Now, we will find the factors of -120. So the factor of -120 are:
\[\pm 1,\pm \;2,\;\pm 3,\pm \;4,\;\pm 5,\;\pm 6,\;\pm 8,\;\pm 10,\;\pm 12,\pm \;15,\;\pm 20,\;\pm 24,\pm \;30,\pm \;40,\pm \;60,\;\pm 120\]
Next, we will first take 1, and check if \[p\left( 1 \right)\] is zero or not, if we get \[p\left( 1 \right)=0\], then \[x-1\]will be the factor of this polynomial \[p\left( x \right)={{x}^{3}}-23{{x}^{2}}+142x-120\]
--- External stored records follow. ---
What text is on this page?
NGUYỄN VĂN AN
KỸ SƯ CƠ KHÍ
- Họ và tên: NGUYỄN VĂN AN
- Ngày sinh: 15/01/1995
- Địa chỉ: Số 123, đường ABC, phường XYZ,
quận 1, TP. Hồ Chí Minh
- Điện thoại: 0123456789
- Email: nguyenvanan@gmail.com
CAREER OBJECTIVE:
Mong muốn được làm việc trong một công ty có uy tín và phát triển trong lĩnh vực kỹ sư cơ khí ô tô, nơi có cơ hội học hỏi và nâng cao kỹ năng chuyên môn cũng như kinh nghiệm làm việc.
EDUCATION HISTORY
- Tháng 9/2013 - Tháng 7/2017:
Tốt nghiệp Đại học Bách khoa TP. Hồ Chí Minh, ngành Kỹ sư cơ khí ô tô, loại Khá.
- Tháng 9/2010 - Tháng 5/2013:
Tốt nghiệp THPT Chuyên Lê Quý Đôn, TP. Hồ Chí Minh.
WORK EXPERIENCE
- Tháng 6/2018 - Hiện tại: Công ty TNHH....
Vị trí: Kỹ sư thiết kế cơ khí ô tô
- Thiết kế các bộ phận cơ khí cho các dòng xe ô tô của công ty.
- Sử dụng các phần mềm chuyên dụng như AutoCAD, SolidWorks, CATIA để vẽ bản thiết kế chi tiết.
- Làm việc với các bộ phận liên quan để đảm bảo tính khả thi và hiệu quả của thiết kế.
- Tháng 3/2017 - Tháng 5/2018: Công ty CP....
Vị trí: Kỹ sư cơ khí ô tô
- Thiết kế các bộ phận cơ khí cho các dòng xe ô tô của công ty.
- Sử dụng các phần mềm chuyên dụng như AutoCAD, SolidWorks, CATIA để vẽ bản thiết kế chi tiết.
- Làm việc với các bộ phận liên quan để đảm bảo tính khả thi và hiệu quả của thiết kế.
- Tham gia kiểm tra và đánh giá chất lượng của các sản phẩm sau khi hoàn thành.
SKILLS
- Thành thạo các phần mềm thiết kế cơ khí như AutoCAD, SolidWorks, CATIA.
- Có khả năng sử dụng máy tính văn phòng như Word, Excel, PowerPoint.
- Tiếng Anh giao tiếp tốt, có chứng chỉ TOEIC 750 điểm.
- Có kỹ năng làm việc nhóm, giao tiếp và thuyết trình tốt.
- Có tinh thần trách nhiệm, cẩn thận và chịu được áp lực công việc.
Now, the value of \[p\left( 1 \right)\] is found as follows:
\[\begin{align}
  & \Rightarrow p\left( 1 \right)={{\left( 1 \right)}^{3}}-23{{\left( 1 \right)}^{2}}+142\left( 1 \right)-120 \\
 & \Rightarrow p\left( 1 \right)=0 \\
\end{align}\]
So we get \[p\left( 1 \right)=0\] which means that \[x-1\] is a factor of the polynomial \[{{x}^{3}}-23{{x}^{2}}+142x-120\].
Next, we can write the polynomial \[p\left( x \right)={{x}^{3}}-23{{x}^{2}}+142x-120\], as \[p(x)=\left( x-1 \right)\dfrac{{{x}^{3}}-23{{x}^{2}}+142x-120}{x-1}\]
Next we will find the expression of \[\dfrac{{{x}^{3}}-23{{x}^{2}}+142x-120}{x-1}\], and this is done as follows:
\[\begin{align}
  & \Rightarrow \dfrac{{{x}^{3}}-23{{x}^{2}}+142x-120}{x-1} \\
 & \Rightarrow \dfrac{{{x}^{3}}-{{x}^{2}}-22{{x}^{2}}+22x+120x-120}{x-1} \\
 & \Rightarrow \dfrac{{{x}^{2}}(x-1)-22x(x-1)+120(x-1)}{x-1} \\
 & \Rightarrow {{x}^{2}}-22x+120 \\
\end{align}\]
So we can write the polynomial as
\[\begin{align}
  & \Rightarrow p(x)=\left( x-1 \right)\dfrac{{{x}^{3}}-23{{x}^{2}}+142x-120}{x-1} \\
 & \Rightarrow p(x)=\left( x-1 \right)({{x}^{2}}-22x+120) \\
\end{align}\]
Next, we will split the middle term of the quadratic expression\[({{x}^{2}}-22x+120)\], so as to get the factors. This is done as follows:
\[\begin{align}
  & \Rightarrow ({{x}^{2}}-22x+120) \\
 & \Rightarrow \left( {{x}^{2}}-10x \right)+\left( -12x+120 \right) \\
 & \Rightarrow x\left( x-10 \right)-12\left( x-10 \right) \\
 & \Rightarrow \left( x-10 \right)\left( x-12 \right) \\
\end{align}\]
So finally the polynomial is written in the factor form as follows:
\[\begin{align}
  & \Rightarrow p\left( x \right)={{x}^{3}}-23{{x}^{2}}+142x-120 \\
 & \Rightarrow p(x)=\left( x-1 \right)({{x}^{2}}-22x+120) \\
 & \Rightarrow p(x)=\left( x-1 \right)\left( x-10 \right)\left( x-12 \right) \\
\end{align}\]
So the required factor form is \[p(x)=\left( x-1 \right)\left( x-10 \right)\left( x-12 \right)\].

Note: Make sure there is no calculation error while finding the value of \[p\left( 1 \right)\], here we have to replace \[x=1\] in the polynomial \[p\left( x \right)\].